Most of the humor revolves around contrast: of scale, but also between the messiness of nature and the refinement of art. “I have been particularly interested in showing the difference between the animated world, where everything has a precise and controlled aesthetic, and reality, commanded by entropy and disorder. If the natural environments were cracked or dirty we left them as they were, except when this affected clarity in the story.” And the humor arising from these contrasts is brilliantly enhanced in the show thanks to a naturalistic, almost documentary, style of photography.
The biggest technical challenge in Tiniest Man was undoubtedly the interaction between environment and character, with the director of photography having to reproduce the light conditions of the real environment on set.
“The composition was a different challenge in every episode,” said Zaramella.
In some cases, live recording took place with just the body of the character on location, with the missing head animated later in the studio.

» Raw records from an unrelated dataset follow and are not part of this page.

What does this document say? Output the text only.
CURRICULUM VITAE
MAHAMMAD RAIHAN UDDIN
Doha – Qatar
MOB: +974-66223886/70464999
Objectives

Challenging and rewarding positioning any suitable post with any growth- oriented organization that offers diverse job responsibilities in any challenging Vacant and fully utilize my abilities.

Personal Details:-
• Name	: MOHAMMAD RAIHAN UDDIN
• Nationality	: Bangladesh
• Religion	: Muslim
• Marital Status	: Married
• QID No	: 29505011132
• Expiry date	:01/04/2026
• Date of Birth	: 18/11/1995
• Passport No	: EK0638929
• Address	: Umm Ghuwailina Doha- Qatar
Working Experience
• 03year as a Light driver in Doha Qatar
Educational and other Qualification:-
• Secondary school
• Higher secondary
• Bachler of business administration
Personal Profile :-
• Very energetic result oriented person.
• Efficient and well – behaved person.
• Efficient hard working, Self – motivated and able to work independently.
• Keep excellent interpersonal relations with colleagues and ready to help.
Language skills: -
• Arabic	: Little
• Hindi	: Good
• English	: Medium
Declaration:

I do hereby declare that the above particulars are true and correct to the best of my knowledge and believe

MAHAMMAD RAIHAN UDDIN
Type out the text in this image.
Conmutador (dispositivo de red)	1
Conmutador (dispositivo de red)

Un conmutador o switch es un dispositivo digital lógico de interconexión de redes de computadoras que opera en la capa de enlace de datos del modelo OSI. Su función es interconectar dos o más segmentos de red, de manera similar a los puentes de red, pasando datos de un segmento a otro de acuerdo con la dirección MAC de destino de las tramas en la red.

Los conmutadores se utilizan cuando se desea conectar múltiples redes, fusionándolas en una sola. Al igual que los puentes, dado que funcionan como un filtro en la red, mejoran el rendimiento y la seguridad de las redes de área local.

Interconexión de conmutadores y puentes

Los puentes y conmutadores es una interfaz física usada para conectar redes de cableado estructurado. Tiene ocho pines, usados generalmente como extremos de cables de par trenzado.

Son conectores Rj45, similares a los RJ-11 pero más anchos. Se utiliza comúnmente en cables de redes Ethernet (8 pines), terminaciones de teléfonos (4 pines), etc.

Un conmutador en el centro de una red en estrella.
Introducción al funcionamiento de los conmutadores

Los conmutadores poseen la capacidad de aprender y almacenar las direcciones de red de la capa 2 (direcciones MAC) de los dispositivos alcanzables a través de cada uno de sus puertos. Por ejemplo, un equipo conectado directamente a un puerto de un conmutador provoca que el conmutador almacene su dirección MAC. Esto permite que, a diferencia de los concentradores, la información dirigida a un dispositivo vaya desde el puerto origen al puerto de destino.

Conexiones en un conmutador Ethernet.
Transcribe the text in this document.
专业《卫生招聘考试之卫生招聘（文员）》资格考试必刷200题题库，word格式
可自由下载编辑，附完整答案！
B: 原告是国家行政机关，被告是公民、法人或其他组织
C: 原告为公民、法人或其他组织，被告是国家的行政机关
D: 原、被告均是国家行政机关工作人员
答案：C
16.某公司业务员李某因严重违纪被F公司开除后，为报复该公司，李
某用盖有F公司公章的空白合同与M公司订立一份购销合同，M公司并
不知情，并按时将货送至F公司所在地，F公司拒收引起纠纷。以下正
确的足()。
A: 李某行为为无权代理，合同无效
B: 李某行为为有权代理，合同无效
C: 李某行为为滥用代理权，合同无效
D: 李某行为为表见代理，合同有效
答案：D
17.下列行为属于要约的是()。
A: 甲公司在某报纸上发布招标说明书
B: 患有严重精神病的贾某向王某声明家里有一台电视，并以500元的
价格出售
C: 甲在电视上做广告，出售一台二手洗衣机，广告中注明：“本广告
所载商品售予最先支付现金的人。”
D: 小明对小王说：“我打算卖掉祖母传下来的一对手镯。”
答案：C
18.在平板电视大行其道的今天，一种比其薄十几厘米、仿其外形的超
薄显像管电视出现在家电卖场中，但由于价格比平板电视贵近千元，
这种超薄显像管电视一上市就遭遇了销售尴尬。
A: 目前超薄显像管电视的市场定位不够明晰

We reconstructed the environment in the studio according to the needs of the shot. Sometimes only the floor would be in contact with the character so that was all we needed, but if the story took place indoors, then we reconstructed the whole set. As a result the budgets fluctuated dramatically with each episode, some coming in at twice the expected cost, others just half. Little Tammer was the most expensive episode, due to the use of a specially trained rat which confronts the character.
Another interesting aspect of the production was the cooperation between teams in Rennes, France, and Buenos Aires, Argentina. Production started at JPL Films in Rennes at the beginning of 2016, a studio with a reputation in the field of hybrid animation. Zaramella committed himself to supervising puppet construction, animatics, and the beginning of the shooting process. Once the French animators understood the character, the team was ready to start shooting the first twenty episodes. Back in Can Can Club studio in Argentina, Zaramella still coordinated work in the French studio thanks to daily Skype meetings and shot approval via Whatsapp.
The potential for this kind of collaboration between international producers and the thriving animation scene in Latin America is undoubtedly enormous. For Luciana Roude of Can Can Club, their involvement in The Tiniest Man was doubly rewarding due to the links established with other foreign producers and distributors. “International collaboration will become key to completing more complex and expensive projects that probably wouldn’t be feasible in any other way,” explained Roude.
The Tiniest Man in the World is due to be aired on television on France 4 (France) and Paka Paka (Argentina) in January 2017, with French distributor Dandelooo negotiating sales to other countries. The episode A Christmas Present was released. Zaramella’s fans will be pleased to find a reference to his short film Lapsus in the gag involving two nuns at the end of the episode.